I’ve done so. That conversion is now gone. In a way, that’s a shame because it’s an example of how tackling prejudice head-on is sometimes the way to deal with it.
And yes, you also got the usual people moaning about gender, and social justice warriors, masks and revisionists. Really, all for sharing entirely optional homebrew rules for a chair.
Following the White Wolf rule of thumb, most just don’t get approved if they’ve come from someone who’s never posted on the site before. If they have done that and said something small-minded, then I try and call it out and tackle it.
We had one success with that apology and retraction.
Interaction can be draining and dangerous. Look at what happened to Critical Role.
This week, Critical Role had to publish an official response into the claim that they had not paid a freelancer.
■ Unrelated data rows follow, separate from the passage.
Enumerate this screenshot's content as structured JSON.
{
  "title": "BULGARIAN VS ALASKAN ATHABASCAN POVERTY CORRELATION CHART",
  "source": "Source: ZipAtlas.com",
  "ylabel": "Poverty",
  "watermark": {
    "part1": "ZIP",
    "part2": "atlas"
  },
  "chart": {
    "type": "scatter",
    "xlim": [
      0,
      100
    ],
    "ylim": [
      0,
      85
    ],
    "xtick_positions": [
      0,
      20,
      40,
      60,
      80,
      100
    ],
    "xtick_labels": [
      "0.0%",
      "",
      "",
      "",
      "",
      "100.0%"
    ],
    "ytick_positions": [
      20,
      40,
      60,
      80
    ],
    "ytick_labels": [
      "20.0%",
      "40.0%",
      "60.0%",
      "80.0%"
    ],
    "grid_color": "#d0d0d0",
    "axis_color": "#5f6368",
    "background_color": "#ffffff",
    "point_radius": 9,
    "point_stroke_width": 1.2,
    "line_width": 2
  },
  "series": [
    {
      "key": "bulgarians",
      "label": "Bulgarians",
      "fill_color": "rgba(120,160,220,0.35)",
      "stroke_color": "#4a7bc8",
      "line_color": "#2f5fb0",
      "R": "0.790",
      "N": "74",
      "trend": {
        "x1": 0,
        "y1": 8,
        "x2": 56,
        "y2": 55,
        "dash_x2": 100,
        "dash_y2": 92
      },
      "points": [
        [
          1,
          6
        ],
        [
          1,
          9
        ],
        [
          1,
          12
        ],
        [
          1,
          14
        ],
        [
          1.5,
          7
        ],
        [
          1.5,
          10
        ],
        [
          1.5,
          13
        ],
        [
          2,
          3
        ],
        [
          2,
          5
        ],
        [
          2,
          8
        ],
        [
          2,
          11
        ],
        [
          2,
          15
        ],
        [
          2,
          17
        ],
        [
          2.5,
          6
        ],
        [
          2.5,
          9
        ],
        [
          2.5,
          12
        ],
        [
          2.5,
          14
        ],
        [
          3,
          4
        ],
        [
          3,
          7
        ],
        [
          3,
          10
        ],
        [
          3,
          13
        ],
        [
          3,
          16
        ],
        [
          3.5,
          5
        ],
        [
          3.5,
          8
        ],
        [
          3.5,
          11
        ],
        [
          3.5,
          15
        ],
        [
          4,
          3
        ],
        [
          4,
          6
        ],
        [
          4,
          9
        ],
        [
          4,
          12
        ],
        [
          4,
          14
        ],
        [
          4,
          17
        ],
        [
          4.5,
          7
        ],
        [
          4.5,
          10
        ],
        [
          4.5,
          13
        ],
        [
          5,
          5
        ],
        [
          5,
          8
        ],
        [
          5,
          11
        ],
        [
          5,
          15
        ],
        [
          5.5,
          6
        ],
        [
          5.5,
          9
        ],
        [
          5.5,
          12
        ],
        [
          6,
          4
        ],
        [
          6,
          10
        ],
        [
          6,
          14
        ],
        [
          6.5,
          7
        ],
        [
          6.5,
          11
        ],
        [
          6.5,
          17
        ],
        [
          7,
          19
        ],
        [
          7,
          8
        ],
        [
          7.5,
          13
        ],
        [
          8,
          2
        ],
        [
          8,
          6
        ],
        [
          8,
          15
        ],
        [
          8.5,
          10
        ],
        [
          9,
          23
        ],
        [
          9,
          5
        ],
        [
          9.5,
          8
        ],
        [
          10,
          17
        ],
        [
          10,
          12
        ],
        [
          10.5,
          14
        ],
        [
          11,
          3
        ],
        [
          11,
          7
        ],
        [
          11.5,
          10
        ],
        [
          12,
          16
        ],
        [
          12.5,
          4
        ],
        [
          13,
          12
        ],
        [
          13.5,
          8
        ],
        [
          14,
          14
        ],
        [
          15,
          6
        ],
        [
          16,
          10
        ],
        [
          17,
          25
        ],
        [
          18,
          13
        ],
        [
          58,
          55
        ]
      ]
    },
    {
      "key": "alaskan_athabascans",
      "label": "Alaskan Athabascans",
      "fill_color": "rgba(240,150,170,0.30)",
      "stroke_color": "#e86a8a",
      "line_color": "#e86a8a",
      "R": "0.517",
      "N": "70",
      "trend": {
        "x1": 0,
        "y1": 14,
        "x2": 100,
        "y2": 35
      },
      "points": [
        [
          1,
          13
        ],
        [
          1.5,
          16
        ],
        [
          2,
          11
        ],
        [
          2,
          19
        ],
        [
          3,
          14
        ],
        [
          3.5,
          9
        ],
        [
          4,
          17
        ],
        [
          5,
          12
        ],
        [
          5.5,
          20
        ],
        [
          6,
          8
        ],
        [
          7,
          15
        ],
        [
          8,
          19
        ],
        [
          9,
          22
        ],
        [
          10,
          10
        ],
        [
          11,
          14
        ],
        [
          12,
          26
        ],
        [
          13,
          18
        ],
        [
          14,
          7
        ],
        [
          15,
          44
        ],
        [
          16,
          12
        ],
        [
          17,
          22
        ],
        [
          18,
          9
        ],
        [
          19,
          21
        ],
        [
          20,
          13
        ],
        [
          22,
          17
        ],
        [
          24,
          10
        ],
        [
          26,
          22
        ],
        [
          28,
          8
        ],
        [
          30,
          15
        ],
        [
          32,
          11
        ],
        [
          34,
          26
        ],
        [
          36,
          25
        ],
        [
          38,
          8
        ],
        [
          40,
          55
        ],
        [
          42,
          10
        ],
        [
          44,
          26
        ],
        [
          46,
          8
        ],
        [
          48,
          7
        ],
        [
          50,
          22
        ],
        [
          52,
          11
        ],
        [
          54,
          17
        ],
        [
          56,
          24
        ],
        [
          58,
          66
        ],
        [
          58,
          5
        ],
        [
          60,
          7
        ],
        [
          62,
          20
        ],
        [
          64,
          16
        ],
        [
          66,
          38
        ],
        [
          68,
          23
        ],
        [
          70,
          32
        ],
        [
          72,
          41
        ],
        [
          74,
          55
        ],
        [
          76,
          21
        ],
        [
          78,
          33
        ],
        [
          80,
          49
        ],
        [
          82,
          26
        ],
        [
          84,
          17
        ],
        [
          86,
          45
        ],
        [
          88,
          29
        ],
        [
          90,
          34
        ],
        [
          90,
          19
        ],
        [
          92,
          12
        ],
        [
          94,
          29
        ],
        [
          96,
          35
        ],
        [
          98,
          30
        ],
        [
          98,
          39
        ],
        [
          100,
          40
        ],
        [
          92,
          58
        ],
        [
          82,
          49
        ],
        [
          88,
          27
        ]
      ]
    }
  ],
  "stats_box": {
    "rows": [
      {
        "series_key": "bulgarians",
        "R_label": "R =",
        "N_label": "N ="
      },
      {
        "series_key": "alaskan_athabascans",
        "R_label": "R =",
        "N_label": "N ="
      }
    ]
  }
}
Once again, the statement has divided people.
The summary of Critical Role’s response is that they never employed the freelancer. This has been verified by an outside third-party.
In other words, someone shared with them their experiences and ideas. Then, afterwards, tried to bill for it. Or similar.
We don’t quite know the other side of the story because, according to the person in question, the outside investigators that Critical Role hired to look into the issue did not talk to them.
Another drama this week that spawns from interacting on social media is the unfortunate situation with game designer Eric M. Lang’s Twitter account.
It’s been suspended.
Twitter won’t say why, but there’s an obvious suspect.
Eric used a third-party tool to block thousands of people. That’s against Twitter’s T&Cs.
So why would Eric do that? He saw the followers of a known harasser begin to follow him en masse. He knew something unpleasant was brewing and so took pro-active steps to fend it off.
Hopefully, Twitter will be reasoned with.
There’s more. The non-binary game designer Orion D Black hired by Wizards of the Coast reached the end of the contract and walked from the company without renewal and with a scathing critique of their time there.
In fact, Orion claims their work was stolen.
Wizards of the Coast has apologied on Twitter.
I’m gonna segway into brighter news and I’m going to use InstaQuest as a bridge.
InstaQuest is a new actual play D&D stream that uses mixed reality. In this case, I think the players will be interacting with a giant green screen or similar technology.
In the trailers, they do battle with a sexy and scantily clad succubus. See, proof that you can still have whatever content you want in your D&D games.
Another trailer worthy of attention comes from Privateer Press. The war games company has announced plans to bring the Iron Kingdoms RPG back.
Yep, it’ll be a Kickstarter.
Yep, it’ll be for D&D 5e.
Kickstarter is doing better than we feared during the lockdown. Research from ICO Partners, an agency that helps you self-publish games, shows that Kickstarter tabletop games had a record start to the year.
The catch, of course, is that those figures include the incredible $13m raised by Frosthaven.
Overall, at the start of the year, tabletop Kickstarters raised $118 million.
To finish, let’s talk about anime. There’s been a lot of good new shows but God of High School is creating an unusual amount of buzz.
We also had Anime Expo Lite last weekend which as resulted in a mega thread of trailers on Geek Native. That’s a single blog post with over two dozen trailers.